There is a huge ceremony here every full moon, where people walk around the mountain bare foot, and people surge into this small town from across India to take part. Sam and I rocked up with no idea just how popular the place would be with pilgrims and travellers alike. Every single guesthouse we tried was fully booked; each of them stranger than the last. The buildings themselves were elaborate and unusual, and not in the Indian architecture style you would imagine – they were bright orange, blue, pink – with weird steel barred-balconies and staircases seemingly growing out of the sides of walls. And if I thought the buildings were weird, that was nothing on the people. (We found a place to stay eventually, it was crap, full of mosquitoes and really far out).
Pilgrims aside, the vast population of travellers had the average age of 60 and I only had to sit in a cafe to overhear some of the weirdest conversations I had heard in my life. These ranged from a relatively ordinary comparison of the virtues of different gurus, to full blown madness. I heard a lady tell her friends that her guru had told her that as her thumbs were such and such a shape, this was a sign of an interior struggle and a willingness to be used as a doormat. She clearly thought she had been given an insight with which she would have been unable to live her life without. Oh wise guru. I walked past a pair giving each other a deeply meaningful hug on the way to dinner, ate my meal, had a drink and then passed the same two locked in an embrace on the way back out. There was some serious spiritual affirmation going on.

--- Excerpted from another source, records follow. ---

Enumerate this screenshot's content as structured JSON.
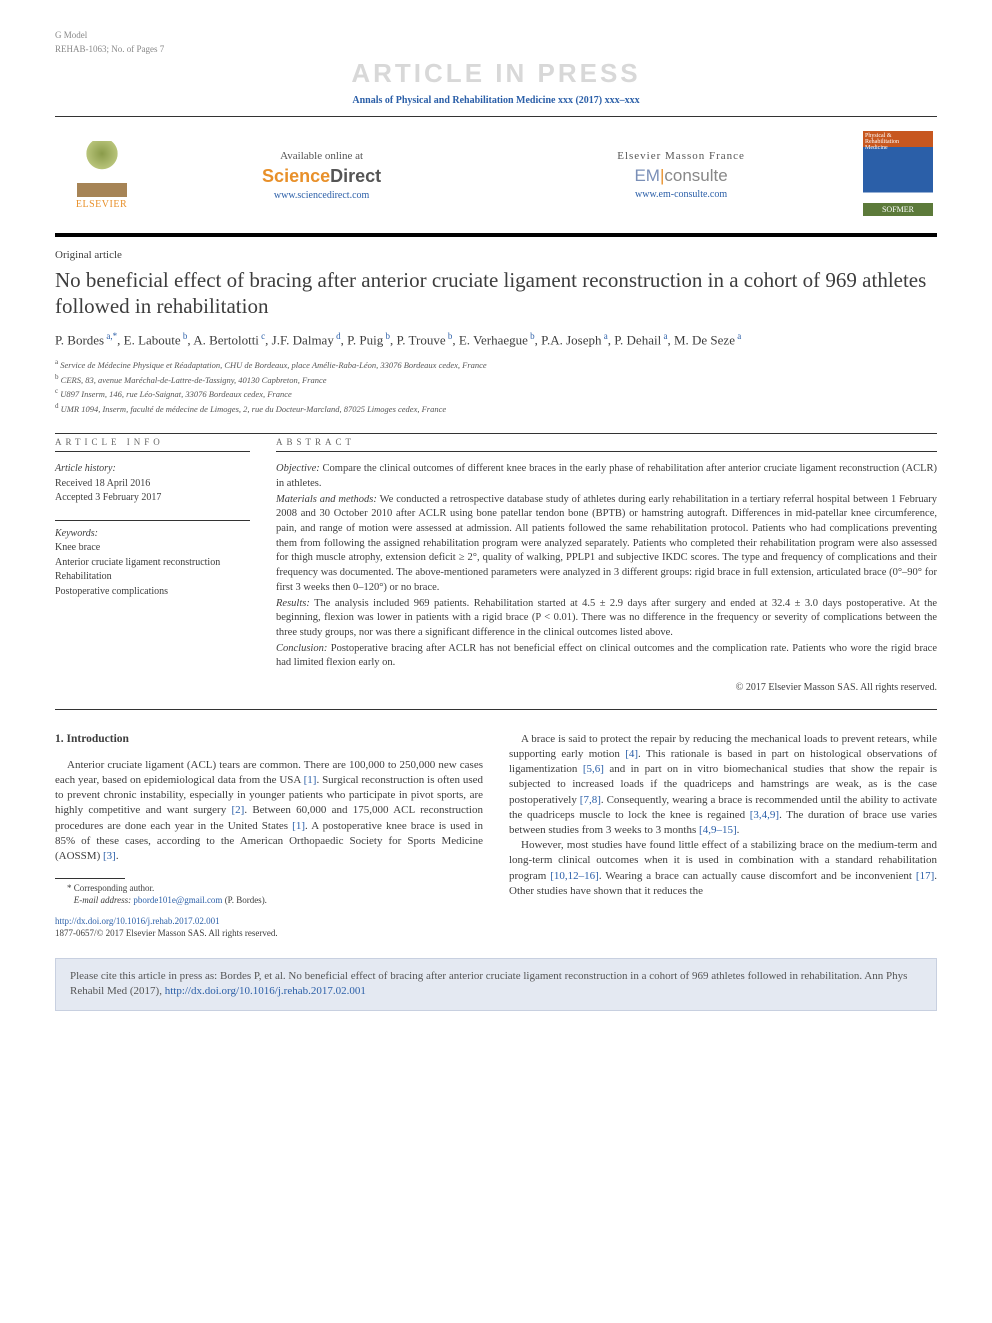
{
  "meta": {
    "model_line": "G Model",
    "ref_line": "REHAB-1063; No. of Pages 7",
    "watermark": "ARTICLE IN PRESS",
    "journal_citation": "Annals of Physical and Rehabilitation Medicine xxx (2017) xxx–xxx"
  },
  "header": {
    "elsevier_label": "ELSEVIER",
    "available_label": "Available online at",
    "sciencedirect_brand_a": "Science",
    "sciencedirect_brand_b": "Direct",
    "sciencedirect_url": "www.sciencedirect.com",
    "em_label": "Elsevier Masson France",
    "em_brand_a": "EM",
    "em_brand_b": "consulte",
    "em_url": "www.em-consulte.com",
    "cover_line1": "Physical &",
    "cover_line2": "Rehabilitation",
    "cover_line3": "Medicine",
    "cover_sofmer": "SOFMER"
  },
  "article": {
    "type": "Original article",
    "title": "No beneficial effect of bracing after anterior cruciate ligament reconstruction in a cohort of 969 athletes followed in rehabilitation",
    "authors_html": "P. Bordes<sup> a,*</sup>, E. Laboute<sup> b</sup>, A. Bertolotti<sup> c</sup>, J.F. Dalmay<sup> d</sup>, P. Puig<sup> b</sup>, P. Trouve<sup> b</sup>, E. Verhaegue<sup> b</sup>, P.A. Joseph<sup> a</sup>, P. Dehail<sup> a</sup>, M. De Seze<sup> a</sup>",
    "affiliations": {
      "a": "Service de Médecine Physique et Réadaptation, CHU de Bordeaux, place Amélie-Raba-Léon, 33076 Bordeaux cedex, France",
      "b": "CERS, 83, avenue Maréchal-de-Lattre-de-Tassigny, 40130 Capbreton, France",
      "c": "U897 Inserm, 146, rue Léo-Saignat, 33076 Bordeaux cedex, France",
      "d": "UMR 1094, Inserm, faculté de médecine de Limoges, 2, rue du Docteur-Marcland, 87025 Limoges cedex, France"
    }
  },
  "info": {
    "section_label": "ARTICLE INFO",
    "history_head": "Article history:",
    "received": "Received 18 April 2016",
    "accepted": "Accepted 3 February 2017",
    "keywords_head": "Keywords:",
    "keywords": [
      "Knee brace",
      "Anterior cruciate ligament reconstruction",
      "Rehabilitation",
      "Postoperative complications"
    ]
  },
  "abstract": {
    "section_label": "ABSTRACT",
    "objective_label": "Objective:",
    "objective": "Compare the clinical outcomes of different knee braces in the early phase of rehabilitation after anterior cruciate ligament reconstruction (ACLR) in athletes.",
    "methods_label": "Materials and methods:",
    "methods": "We conducted a retrospective database study of athletes during early rehabilitation in a tertiary referral hospital between 1 February 2008 and 30 October 2010 after ACLR using bone patellar tendon bone (BPTB) or hamstring autograft. Differences in mid-patellar knee circumference, pain, and range of motion were assessed at admission. All patients followed the same rehabilitation protocol. Patients who had complications preventing them from following the assigned rehabilitation program were analyzed separately. Patients who completed their rehabilitation program were also assessed for thigh muscle atrophy, extension deficit ≥ 2°, quality of walking, PPLP1 and subjective IKDC scores. The type and frequency of complications and their frequency was documented. The above-mentioned parameters were analyzed in 3 different groups: rigid brace in full extension, articulated brace (0°–90° for first 3 weeks then 0–120°) or no brace.",
    "results_label": "Results:",
    "results": "The analysis included 969 patients. Rehabilitation started at 4.5 ± 2.9 days after surgery and ended at 32.4 ± 3.0 days postoperative. At the beginning, flexion was lower in patients with a rigid brace (P < 0.01). There was no difference in the frequency or severity of complications between the three study groups, nor was there a significant difference in the clinical outcomes listed above.",
    "conclusion_label": "Conclusion:",
    "conclusion": "Postoperative bracing after ACLR has not beneficial effect on clinical outcomes and the complication rate. Patients who wore the rigid brace had limited flexion early on.",
    "copyright": "© 2017 Elsevier Masson SAS. All rights reserved."
  },
  "body": {
    "intro_heading": "1. Introduction",
    "p1a": "Anterior cruciate ligament (ACL) tears are common. There are 100,000 to 250,000 new cases each year, based on epidemiological data from the USA ",
    "r1": "[1]",
    "p1b": ". Surgical reconstruction is often used to prevent chronic instability, especially in younger patients who participate in pivot sports, are highly competitive and want surgery ",
    "r2": "[2]",
    "p1c": ". Between 60,000 and 175,000 ACL reconstruction procedures are done each year in the United States ",
    "r1b": "[1]",
    "p1d": ". A postoperative knee brace is used in 85% of these cases, according to the American Orthopaedic Society for Sports Medicine (AOSSM) ",
    "r3": "[3]",
    "p1e": ".",
    "p2a": "A brace is said to protect the repair by reducing the mechanical loads to prevent retears, while supporting early motion ",
    "r4": "[4]",
    "p2b": ". This rationale is based in part on histological observations of ligamentization ",
    "r56": "[5,6]",
    "p2c": " and in part on in vitro biomechanical studies that show the repair is subjected to increased loads if the quadriceps and hamstrings are weak, as is the case postoperatively ",
    "r78": "[7,8]",
    "p2d": ". Consequently, wearing a brace is recommended until the ability to activate the quadriceps muscle to lock the knee is regained ",
    "r349": "[3,4,9]",
    "p2e": ". The duration of brace use varies between studies from 3 weeks to 3 months ",
    "r4915": "[4,9–15]",
    "p2f": ".",
    "p3a": "However, most studies have found little effect of a stabilizing brace on the medium-term and long-term clinical outcomes when it is used in combination with a standard rehabilitation program ",
    "r101216": "[10,12–16]",
    "p3b": ". Wearing a brace can actually cause discomfort and be inconvenient ",
    "r17": "[17]",
    "p3c": ". Other studies have shown that it reduces the"
  },
  "footnote": {
    "corr_label": "* Corresponding author.",
    "email_label": "E-mail address:",
    "email": "pborde101e@gmail.com",
    "email_who": "(P. Bordes)."
  },
  "doi": {
    "url": "http://dx.doi.org/10.1016/j.rehab.2017.02.001",
    "issn_line": "1877-0657/© 2017 Elsevier Masson SAS. All rights reserved."
  },
  "cite": {
    "text_a": "Please cite this article in press as: Bordes P, et al. No beneficial effect of bracing after anterior cruciate ligament reconstruction in a cohort of 969 athletes followed in rehabilitation. Ann Phys Rehabil Med (2017), ",
    "url": "http://dx.doi.org/10.1016/j.rehab.2017.02.001"
  },
  "colors": {
    "link": "#2b5fa8",
    "orange": "#e8902a",
    "watermark": "#d8d8d8",
    "cite_bg": "#e4e9f2"
  }
}
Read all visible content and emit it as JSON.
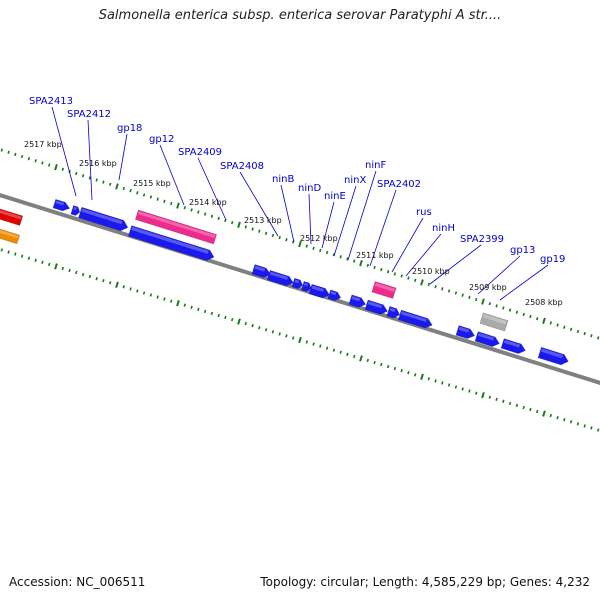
{
  "title": "Salmonella enterica subsp. enterica serovar Paratyphi A str....",
  "footer": {
    "accession": "Accession: NC_006511",
    "stats": "Topology: circular; Length: 4,585,229 bp; Genes: 4,232"
  },
  "colors": {
    "backbone": "#808080",
    "gene_forward": "#1a1aee",
    "gene_other": "#ee2a8c",
    "gene_unknown": "#aaaaaa",
    "off_red": "#e00000",
    "off_orange": "#f08a00",
    "tick": "#1a7a1a",
    "label": "#0000cc"
  },
  "kbp_ticks": [
    "2517 kbp",
    "2516 kbp",
    "2515 kbp",
    "2514 kbp",
    "2513 kbp",
    "2512 kbp",
    "2511 kbp",
    "2510 kbp",
    "2509 kbp",
    "2508 kbp"
  ],
  "gene_labels": [
    "SPA2413",
    "SPA2412",
    "gp18",
    "gp12",
    "SPA2409",
    "SPA2408",
    "ninB",
    "ninD",
    "ninE",
    "ninX",
    "ninF",
    "SPA2402",
    "rus",
    "ninH",
    "SPA2399",
    "gp13",
    "gp19"
  ]
}
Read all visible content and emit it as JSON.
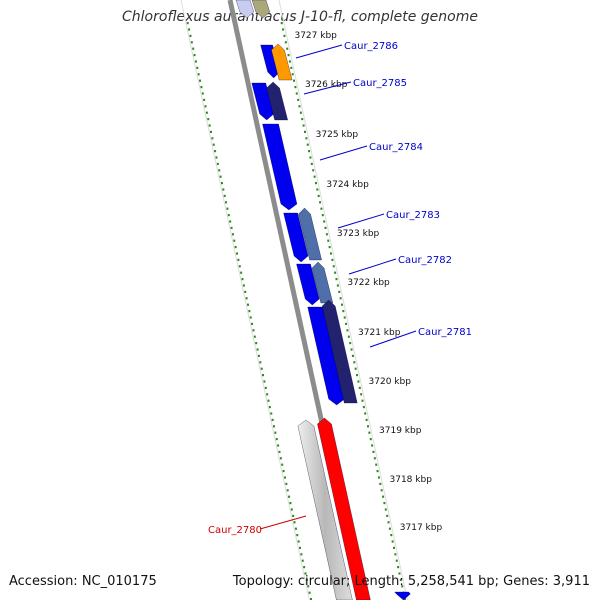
{
  "title": "Chloroflexus aurantiacus J-10-fl, complete genome",
  "footer": {
    "accession": "Accession: NC_010175",
    "topology": "Topology: circular; Length: 5,258,541 bp; Genes: 3,911"
  },
  "colors": {
    "background": "#ffffff",
    "backbone": "#8c8c8c",
    "tick_green": "#2e8b1e",
    "gene_blue": "#0000ee",
    "gene_navy": "#22226e",
    "gene_steel": "#4e6fa8",
    "gene_orange": "#ff9900",
    "gene_red": "#ff0000",
    "gene_gray": "#c8c8c8",
    "gene_olive": "#a8a87a",
    "label_blue": "#0000cc",
    "label_red": "#cc0000"
  },
  "scale": {
    "unit": "kbp",
    "ticks": [
      "3727 kbp",
      "3726 kbp",
      "3725 kbp",
      "3724 kbp",
      "3723 kbp",
      "3722 kbp",
      "3721 kbp",
      "3720 kbp",
      "3719 kbp",
      "3718 kbp",
      "3717 kbp"
    ]
  },
  "genes": [
    {
      "label": "Caur_2786",
      "color": "gene_orange",
      "label_color": "label_blue"
    },
    {
      "label": "Caur_2785",
      "color": "gene_navy",
      "label_color": "label_blue"
    },
    {
      "label": "Caur_2784",
      "color": "gene_blue",
      "label_color": "label_blue"
    },
    {
      "label": "Caur_2783",
      "color": "gene_steel",
      "label_color": "label_blue"
    },
    {
      "label": "Caur_2782",
      "color": "gene_steel",
      "label_color": "label_blue"
    },
    {
      "label": "Caur_2781",
      "color": "gene_navy",
      "label_color": "label_blue"
    },
    {
      "label": "Caur_2780",
      "color": "gene_red",
      "label_color": "label_red"
    }
  ]
}
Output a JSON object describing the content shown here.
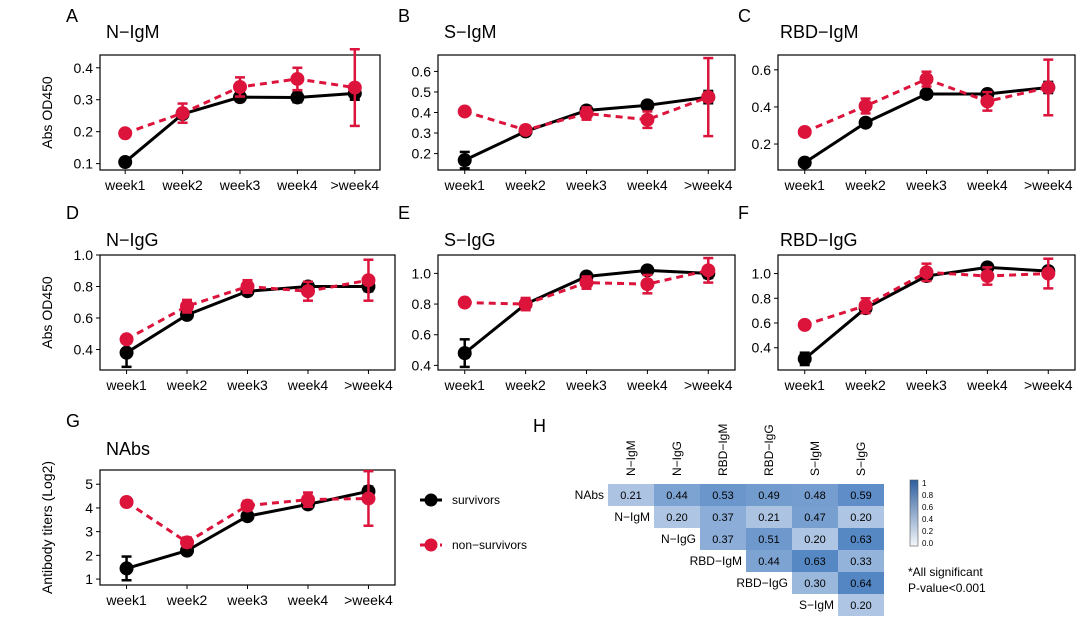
{
  "colors": {
    "survivors": "#000000",
    "non_survivors": "#dc143c",
    "heatmap_low": "#f0f4fa",
    "heatmap_high": "#4a7fc0"
  },
  "legend": {
    "survivors": "survivors",
    "non_survivors": "non−survivors"
  },
  "heatmap_note": {
    "line1": "*All significant",
    "line2": "P-value<0.001"
  },
  "chart_data": [
    {
      "type": "line",
      "panel": "A",
      "title": "N−IgM",
      "ylabel": "Abs OD450",
      "xlabel": "",
      "categories": [
        "week1",
        "week2",
        "week3",
        "week4",
        ">week4"
      ],
      "ylim": [
        0.08,
        0.44
      ],
      "yticks": [
        "0.1",
        "0.2",
        "0.3",
        "0.4"
      ],
      "series": [
        {
          "name": "survivors",
          "values": [
            0.105,
            0.255,
            0.308,
            0.307,
            0.32
          ],
          "err": [
            0.008,
            0.012,
            0.012,
            0.015,
            0.02
          ]
        },
        {
          "name": "non−survivors",
          "values": [
            0.195,
            0.258,
            0.34,
            0.365,
            0.338
          ],
          "err": [
            0.008,
            0.03,
            0.03,
            0.035,
            0.12
          ]
        }
      ]
    },
    {
      "type": "line",
      "panel": "B",
      "title": "S−IgM",
      "ylabel": "",
      "xlabel": "",
      "categories": [
        "week1",
        "week2",
        "week3",
        "week4",
        ">week4"
      ],
      "ylim": [
        0.12,
        0.68
      ],
      "yticks": [
        "0.2",
        "0.3",
        "0.4",
        "0.5",
        "0.6"
      ],
      "series": [
        {
          "name": "survivors",
          "values": [
            0.168,
            0.308,
            0.41,
            0.435,
            0.475
          ],
          "err": [
            0.04,
            0.015,
            0.02,
            0.02,
            0.03
          ]
        },
        {
          "name": "non−survivors",
          "values": [
            0.405,
            0.315,
            0.395,
            0.365,
            0.475
          ],
          "err": [
            0.012,
            0.02,
            0.03,
            0.04,
            0.19
          ]
        }
      ]
    },
    {
      "type": "line",
      "panel": "C",
      "title": "RBD−IgM",
      "ylabel": "",
      "xlabel": "",
      "categories": [
        "week1",
        "week2",
        "week3",
        "week4",
        ">week4"
      ],
      "ylim": [
        0.06,
        0.68
      ],
      "yticks": [
        "0.2",
        "0.4",
        "0.6"
      ],
      "series": [
        {
          "name": "survivors",
          "values": [
            0.1,
            0.315,
            0.47,
            0.47,
            0.505
          ],
          "err": [
            0.012,
            0.02,
            0.02,
            0.02,
            0.03
          ]
        },
        {
          "name": "non−survivors",
          "values": [
            0.265,
            0.405,
            0.55,
            0.43,
            0.505
          ],
          "err": [
            0.012,
            0.04,
            0.04,
            0.05,
            0.15
          ]
        }
      ]
    },
    {
      "type": "line",
      "panel": "D",
      "title": "N−IgG",
      "ylabel": "Abs OD450",
      "xlabel": "",
      "categories": [
        "week1",
        "week2",
        "week3",
        "week4",
        ">week4"
      ],
      "ylim": [
        0.27,
        1.0
      ],
      "yticks": [
        "0.4",
        "0.6",
        "0.8",
        "1.0"
      ],
      "series": [
        {
          "name": "survivors",
          "values": [
            0.38,
            0.62,
            0.77,
            0.8,
            0.8
          ],
          "err": [
            0.09,
            0.02,
            0.02,
            0.03,
            0.03
          ]
        },
        {
          "name": "non−survivors",
          "values": [
            0.465,
            0.675,
            0.8,
            0.77,
            0.84
          ],
          "err": [
            0.015,
            0.04,
            0.04,
            0.06,
            0.13
          ]
        }
      ]
    },
    {
      "type": "line",
      "panel": "E",
      "title": "S−IgG",
      "ylabel": "",
      "xlabel": "",
      "categories": [
        "week1",
        "week2",
        "week3",
        "week4",
        ">week4"
      ],
      "ylim": [
        0.37,
        1.12
      ],
      "yticks": [
        "0.4",
        "0.6",
        "0.8",
        "1.0"
      ],
      "series": [
        {
          "name": "survivors",
          "values": [
            0.48,
            0.8,
            0.98,
            1.02,
            1.0
          ],
          "err": [
            0.09,
            0.03,
            0.02,
            0.02,
            0.03
          ]
        },
        {
          "name": "non−survivors",
          "values": [
            0.81,
            0.8,
            0.94,
            0.93,
            1.02
          ],
          "err": [
            0.015,
            0.04,
            0.04,
            0.06,
            0.08
          ]
        }
      ]
    },
    {
      "type": "line",
      "panel": "F",
      "title": "RBD−IgG",
      "ylabel": "",
      "xlabel": "",
      "categories": [
        "week1",
        "week2",
        "week3",
        "week4",
        ">week4"
      ],
      "ylim": [
        0.22,
        1.15
      ],
      "yticks": [
        "0.4",
        "0.6",
        "0.8",
        "1.0"
      ],
      "series": [
        {
          "name": "survivors",
          "values": [
            0.31,
            0.72,
            0.98,
            1.05,
            1.02
          ],
          "err": [
            0.05,
            0.03,
            0.02,
            0.02,
            0.02
          ]
        },
        {
          "name": "non−survivors",
          "values": [
            0.585,
            0.74,
            1.01,
            0.98,
            1.0
          ],
          "err": [
            0.015,
            0.06,
            0.07,
            0.07,
            0.12
          ]
        }
      ]
    },
    {
      "type": "line",
      "panel": "G",
      "title": "NAbs",
      "ylabel": "Antibody titers (Log2)",
      "xlabel": "",
      "categories": [
        "week1",
        "week2",
        "week3",
        "week4",
        ">week4"
      ],
      "ylim": [
        0.75,
        5.6
      ],
      "yticks": [
        "1",
        "2",
        "3",
        "4",
        "5"
      ],
      "series": [
        {
          "name": "survivors",
          "values": [
            1.45,
            2.2,
            3.65,
            4.15,
            4.7
          ],
          "err": [
            0.5,
            0.12,
            0.15,
            0.15,
            0.2
          ]
        },
        {
          "name": "non−survivors",
          "values": [
            4.25,
            2.55,
            4.1,
            4.35,
            4.4
          ],
          "err": [
            0.05,
            0.2,
            0.2,
            0.3,
            1.15
          ]
        }
      ]
    },
    {
      "type": "heatmap",
      "panel": "H",
      "columns": [
        "N−IgM",
        "N−IgG",
        "RBD−IgM",
        "RBD−IgG",
        "S−IgM",
        "S−IgG"
      ],
      "rows": [
        "NAbs",
        "N−IgM",
        "N−IgG",
        "RBD−IgM",
        "RBD−IgG",
        "S−IgM"
      ],
      "cells": [
        [
          "0.21",
          "0.44",
          "0.53",
          "0.49",
          "0.48",
          "0.59"
        ],
        [
          "",
          "0.20",
          "0.37",
          "0.21",
          "0.47",
          "0.20"
        ],
        [
          "",
          "",
          "0.37",
          "0.51",
          "0.20",
          "0.63"
        ],
        [
          "",
          "",
          "",
          "0.44",
          "0.63",
          "0.33"
        ],
        [
          "",
          "",
          "",
          "",
          "0.30",
          "0.64"
        ],
        [
          "",
          "",
          "",
          "",
          "",
          "0.20"
        ]
      ],
      "colorbar_ticks": [
        "1",
        "0.8",
        "0.6",
        "0.4",
        "0.2",
        "0.0"
      ],
      "colorbar_range": [
        0,
        1
      ]
    }
  ]
}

Needless to say I hated it there and demanded to leave immediately. The agreement was that I could be released from this insanity after the full moon and if we moved somewhere nicer in the meantime. Sam took part in the pilgrimage barefoot alongside Sadhus (holy men who have renounced material life to get closer to god) and other Hindus (see picture of his feet below). Whilst he was having this meaningful experience, I had locked myself in our hotel room as small children had instigated a stake-out outside the room as they were demanding pens in high squeaky voices, and I wasn’t giving up my one gel ink roller ball that easily, but couldn’t face my own selfishness.
I didn’t find anything of appeal to me in Tiruvannmalai, despite the pilgrimage sounding like an excellent experience and so I eagerly awaited our next destination Mamallapuram – which was 2 bus journeys away. One catch was that the first bus ejected us in the middle of the motorway without giving us a clue as to where we where, and we had to pay a tuk tuk driver exorbitant amounts to get us out of this pickle (always a good laugh).
I’ll keep this one brief, as the place just served as a base for nearby Chennai where we would be getting our flight back up North. As we were sick to death of temples and the beach was pretty rubbish, there was nothing to do but drink coffee, go shopping and twiddle our thumbs expectantly for Rajasthan. But on the upside, I had sandals tailor made by a lovely charismatic cobbler called Mittu. Speaking to him and his wife was often the highlight of my day and made me truly sad to be leaving to friendly and relaxed folk of the South.